ALBANY -- A new Department of Environmental Conservation study finds that General Electric's cleanup of PCBs in the Hudson River remains incomplete, state officials said.
Gov. Andrew Cuomo on Thursday released a fresh evaluation of fish samples taken from the river in 2017 that finds PCBs -- or polychlorinated biphenyls -- in their flesh remain above acceptable levels, two years after the dredging project ended.
The river is a Superfund cleanup site due to the contamination, and General Electric has been paying for the cleanup under U.S. Environmental Protection Agency supervision. It's the largest Superfund project ever done, and has been surrounded by controversy for decades.
The release of the state's study is the latest salvo in what is now a long-running dispute between the state, which contends more dredging to remove PCBs is needed, the EPA and GE, which discharged the PCBs into the river.
GE says the $1.7 billion cleanup of "hot spots" between Hudson Falls and Troy between 2009 and 2015 was a success, and EPA officials have tentatively agreed, though they are now doing an evaluation on issuing a "certificate of completion" that would end the massive cleanup.
If the EPA issues the certificate of completion, New York plans to fight. "New York will take any action necessary to hold them accountable and demand they fulfill their obligation to restore our treasured river," Cuomo said.
The state said that the EPA should also compel GE to conduct a full investigation of PCB levels in fish in the lower part of the river, below Troy. Strong calls for more action have come from environmental organizations and politicans in the lower Hudson Valley.
"The health of the Hudson River estuary and the vitality of the communities along its banks are at stake and the EPA must not let GE off the hook for a job that is not yet done," Cuomo said in releasing the new study results. "The latest sampling data confirms the overwhelming body of evidence that PCB levels remain unacceptably high in both the riverbed and the fish."
The PCBs, a suspected carcinogen, where discharged from GE plants in Hudson Falls and Fort Edward between 1946 and the 1970s. GE is paying for the cleanup in the upper river above Troy under the terms of a 2002 Superfund record.
In a statement, the EPA said the decision on completeness will be finalized in early 2019. It noted that the decision was originally planned for January 2018, but was postponed to give the agency more time to review fish and sediment data with DEC. "We are grateful for NYSDEC's valued input and look forward to reviewing their report," it said.
"Our decision will come after considering the results of exhaustive consultation and collaboration with DEC," EPA said.
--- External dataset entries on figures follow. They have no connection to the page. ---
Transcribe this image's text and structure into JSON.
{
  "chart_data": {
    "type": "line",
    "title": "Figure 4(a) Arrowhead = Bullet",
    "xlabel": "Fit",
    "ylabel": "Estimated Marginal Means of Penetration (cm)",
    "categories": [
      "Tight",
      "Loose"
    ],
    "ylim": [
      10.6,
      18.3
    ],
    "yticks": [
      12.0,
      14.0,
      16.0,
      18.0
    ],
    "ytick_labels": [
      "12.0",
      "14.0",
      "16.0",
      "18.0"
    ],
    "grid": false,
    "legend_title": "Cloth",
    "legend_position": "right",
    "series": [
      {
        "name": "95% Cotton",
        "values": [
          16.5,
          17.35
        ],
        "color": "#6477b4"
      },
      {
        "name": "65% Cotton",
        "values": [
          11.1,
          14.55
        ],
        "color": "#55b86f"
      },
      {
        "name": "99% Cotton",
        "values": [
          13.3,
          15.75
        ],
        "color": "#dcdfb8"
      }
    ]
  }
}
DEC did its own fish sampling in 2017 out of frustration that the EPA wasn't ordering more testing. The new study said the fish averages PCB levels of 1.2 parts per million, or three times higher than the cleanup target goal for 2020.
General Electric said that the dredging has dropped PCB levels in the river, and that the EPA has repeatedly said that it will take several years for the full benefit of the dredging to be seen. It noted that the state is using a stricter standard for measuring contamination than the EPA standard.
"The Hudson River dredging project is working and is delivering the environmental benefits that the U.S. Environmental Protection Agency and New York state sought and predicted," GE said in a statement released Friday.
There will be ongoing monitoring of PCB levels in the river under the Superfund cleanup agreed, the company noted.
"While dredging has ended, GE’s commitment to the Hudson continues. We are performing long-term monitoring of fish, sediments and water as part of an ongoing assessment of river conditions. These data are provided to EPA and New York state," said Mark Behan of Behan Communications in Glens Falls, a public relations firm hired by GE for the PCB project.